Saya bukannya benci atau apa kepada Sunengsih. Saya jamin pikiran saya maju dan terbuka; tidak terbatasi gender, umur, status sosial, atau apa pun itu. Selama masukan atau kritik itu baik untuk desa yang saya pimpin, dari siapa pun datangnya, kenapa tidak?

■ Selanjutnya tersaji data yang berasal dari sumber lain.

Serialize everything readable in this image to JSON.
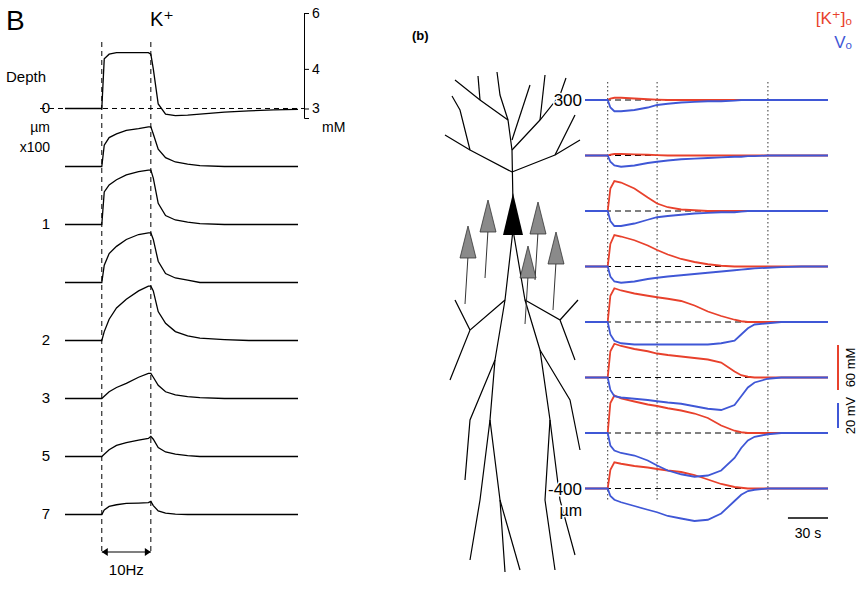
{
  "chart_data": [
    {
      "type": "line",
      "panel": "B",
      "title": "K⁺",
      "color": "#000000",
      "log": "y",
      "x": [
        -15,
        -5,
        0,
        1,
        3,
        6,
        10,
        15,
        19,
        20,
        21,
        23,
        26,
        30,
        35,
        40,
        50,
        60,
        70,
        80
      ],
      "xlim": [
        -15,
        80
      ],
      "ylim": [
        2.8,
        6
      ],
      "yticks": [
        3,
        4,
        6
      ],
      "y_unit": "mM",
      "tick_labels": "y",
      "depth_title": "Depth",
      "depth_unit": "µm",
      "depth_scale": "x100",
      "stimulus": {
        "start": 0,
        "end": 20,
        "label": "10Hz"
      },
      "series": [
        {
          "depth": "0",
          "values": [
            3,
            3,
            3,
            4.3,
            4.45,
            4.5,
            4.5,
            4.5,
            4.5,
            4.45,
            4.0,
            3.1,
            2.88,
            2.85,
            2.86,
            2.88,
            2.92,
            2.95,
            2.97,
            2.98
          ]
        },
        {
          "depth": null,
          "values": [
            3,
            3,
            3,
            3.5,
            3.7,
            3.8,
            3.9,
            3.95,
            4.0,
            4.0,
            3.8,
            3.4,
            3.2,
            3.1,
            3.05,
            3.02,
            3,
            3,
            3,
            3
          ]
        },
        {
          "depth": "1",
          "values": [
            3,
            3,
            3,
            3.8,
            4.0,
            4.15,
            4.3,
            4.4,
            4.45,
            4.45,
            4.2,
            3.5,
            3.2,
            3.1,
            3.05,
            3.02,
            3,
            3,
            3,
            3
          ]
        },
        {
          "depth": null,
          "values": [
            3,
            3,
            3,
            3.4,
            3.7,
            3.9,
            4.1,
            4.25,
            4.3,
            4.3,
            4.1,
            3.5,
            3.2,
            3.1,
            3.05,
            3,
            3,
            3,
            3,
            3
          ]
        },
        {
          "depth": "2",
          "values": [
            3,
            3,
            3,
            3.2,
            3.5,
            3.8,
            4.05,
            4.3,
            4.45,
            4.45,
            4.3,
            3.7,
            3.4,
            3.2,
            3.1,
            3.05,
            3.02,
            3,
            3,
            3
          ]
        },
        {
          "depth": "3",
          "values": [
            3,
            3,
            3,
            3.05,
            3.15,
            3.25,
            3.35,
            3.5,
            3.6,
            3.6,
            3.5,
            3.3,
            3.15,
            3.08,
            3.04,
            3.02,
            3,
            3,
            3,
            3
          ]
        },
        {
          "depth": "5",
          "values": [
            3,
            3,
            3,
            3.05,
            3.15,
            3.25,
            3.32,
            3.38,
            3.42,
            3.47,
            3.4,
            3.2,
            3.1,
            3.05,
            3.02,
            3,
            3,
            3,
            3,
            3
          ]
        },
        {
          "depth": "7",
          "values": [
            3,
            3,
            3,
            3.1,
            3.18,
            3.22,
            3.25,
            3.26,
            3.27,
            3.3,
            3.2,
            3.08,
            3.03,
            3.01,
            3,
            3,
            3,
            3,
            3,
            3
          ]
        }
      ]
    },
    {
      "type": "line",
      "panel": "(b)",
      "tick_labels": false,
      "legend": "top-right",
      "x": [
        -17,
        -1,
        0,
        2,
        5,
        10,
        20,
        30,
        37,
        45,
        55,
        65,
        75,
        85,
        95,
        100,
        105,
        110,
        120,
        130,
        145,
        165
      ],
      "xlim": [
        -17,
        165
      ],
      "vlines": [
        0,
        37,
        120
      ],
      "time_bar": {
        "value": 30,
        "label": "30 s"
      },
      "depth_labels": [
        "300",
        null,
        null,
        null,
        null,
        null,
        null,
        "-400"
      ],
      "depth_unit": "µm",
      "series": [
        {
          "name": "[K⁺]ₒ",
          "color": "#e8412c",
          "scale_bar": {
            "value": 60,
            "label": "60 mM"
          },
          "values": [
            [
              0,
              0,
              0,
              2,
              3,
              3,
              2,
              1,
              0.5,
              0,
              0,
              0,
              0,
              0,
              0,
              0,
              0,
              0,
              0,
              0,
              0,
              0
            ],
            [
              0,
              0,
              0,
              1,
              2,
              2,
              1.5,
              1,
              0.5,
              0,
              0,
              0,
              0,
              0,
              0,
              0,
              0,
              0,
              0,
              0,
              0,
              0
            ],
            [
              0,
              0,
              0,
              30,
              40,
              38,
              30,
              18,
              10,
              5,
              2,
              1,
              0,
              0,
              0,
              0,
              0,
              0,
              0,
              0,
              0,
              0
            ],
            [
              0,
              0,
              0,
              30,
              42,
              40,
              35,
              28,
              22,
              16,
              10,
              6,
              3,
              1,
              0,
              0,
              0,
              0,
              0,
              0,
              0,
              0
            ],
            [
              0,
              0,
              0,
              35,
              45,
              42,
              38,
              35,
              33,
              31,
              28,
              22,
              14,
              8,
              3,
              1,
              0,
              0,
              0,
              0,
              0,
              0
            ],
            [
              0,
              0,
              0,
              35,
              45,
              42,
              38,
              35,
              32,
              30,
              28,
              26,
              24,
              20,
              8,
              3,
              1,
              0,
              0,
              0,
              0,
              0
            ],
            [
              0,
              0,
              0,
              40,
              50,
              46,
              42,
              38,
              36,
              33,
              30,
              26,
              20,
              10,
              3,
              1,
              0,
              0,
              0,
              0,
              0,
              0
            ],
            [
              0,
              0,
              0,
              25,
              35,
              33,
              30,
              28,
              26,
              24,
              22,
              18,
              12,
              6,
              2,
              1,
              0,
              0,
              0,
              0,
              0,
              0
            ]
          ]
        },
        {
          "name": "Vₒ",
          "color": "#3f57d6",
          "scale_bar": {
            "value": 20,
            "label": "20 mV"
          },
          "values": [
            [
              0,
              0,
              0,
              -6,
              -9,
              -9,
              -8,
              -6,
              -4,
              -3,
              -2,
              -1.5,
              -1,
              -1,
              -0.5,
              0,
              0,
              0,
              0,
              0,
              0,
              0
            ],
            [
              0,
              0,
              0,
              -5,
              -8,
              -9,
              -8,
              -6,
              -5,
              -4,
              -3,
              -2.5,
              -2,
              -1.5,
              -1,
              -1,
              -0.5,
              -0.5,
              0,
              0,
              0,
              0
            ],
            [
              0,
              0,
              0,
              -8,
              -12,
              -12,
              -10,
              -7,
              -5,
              -4,
              -3,
              -2,
              -1.5,
              -1,
              -1,
              -0.5,
              0,
              0,
              0,
              0,
              0,
              0
            ],
            [
              0,
              0,
              0,
              -8,
              -12,
              -13,
              -12,
              -10,
              -9,
              -8,
              -7,
              -6,
              -5,
              -4,
              -3,
              -2.5,
              -2,
              -1.5,
              -1,
              -0.5,
              0,
              0
            ],
            [
              0,
              0,
              0,
              -10,
              -15,
              -17,
              -18,
              -18,
              -18,
              -18,
              -18,
              -18,
              -18,
              -17,
              -15,
              -10,
              -5,
              -2,
              -1,
              0,
              0,
              0
            ],
            [
              0,
              0,
              0,
              -10,
              -15,
              -16,
              -17,
              -18,
              -19,
              -20,
              -21,
              -23,
              -25,
              -26,
              -22,
              -15,
              -8,
              -4,
              -1,
              0,
              0,
              0
            ],
            [
              0,
              0,
              0,
              -10,
              -14,
              -16,
              -18,
              -22,
              -26,
              -30,
              -33,
              -35,
              -34,
              -30,
              -20,
              -12,
              -6,
              -3,
              -1,
              0,
              0,
              0
            ],
            [
              0,
              0,
              0,
              -6,
              -9,
              -11,
              -14,
              -17,
              -19,
              -22,
              -24,
              -26,
              -25,
              -20,
              -10,
              -5,
              -2,
              -1,
              0,
              0,
              0,
              0
            ]
          ]
        }
      ]
    }
  ]
}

Saya terlahir dari keluarga akademisi, keluarga sarjana. Paling rendah gelar di keluarga kami itu diploma. Malah pada tahun 1926, nenek buyut saya sembunyi-sembunyi mengirim artikel dengan nama yang disamarkan sebagai Sangkuriang Anak Andjing ke koran Warta Pembebasan. Beliau menggugat hak-hak agraria yang saat itu dikuasai kolonial. Peristiwa itu, meskipun hanya diketahui beliau sendiri pada saat itu, tetapi kemudian menjadi kebanggaan keluarga kami turun-temurun. Tidak ada alasan bagi saya berlaku impulsif kepada orang yang memberikan saran di muka publik hanya karena dia seorang perempuan.

Namun, Sunengsih, bukan begitu caranya mencanangkan sebuah program. Semua ada regulasinya, ada urutan kepentingannya. Hanya karena ide yang kau ajukan masuk akal dan murah secara hitung-hitungan, tidak serta-merta dapat dengan mudah saya setujui. Ini bukan karena kau perempuan sarjana yang baru pulang belajar dari kota, yang mungkin dahaga akan pengakuan intelektual. Bukan! Saya tak peduli dengan semua itu. Apa kau lalu berpikir saya patriarkal?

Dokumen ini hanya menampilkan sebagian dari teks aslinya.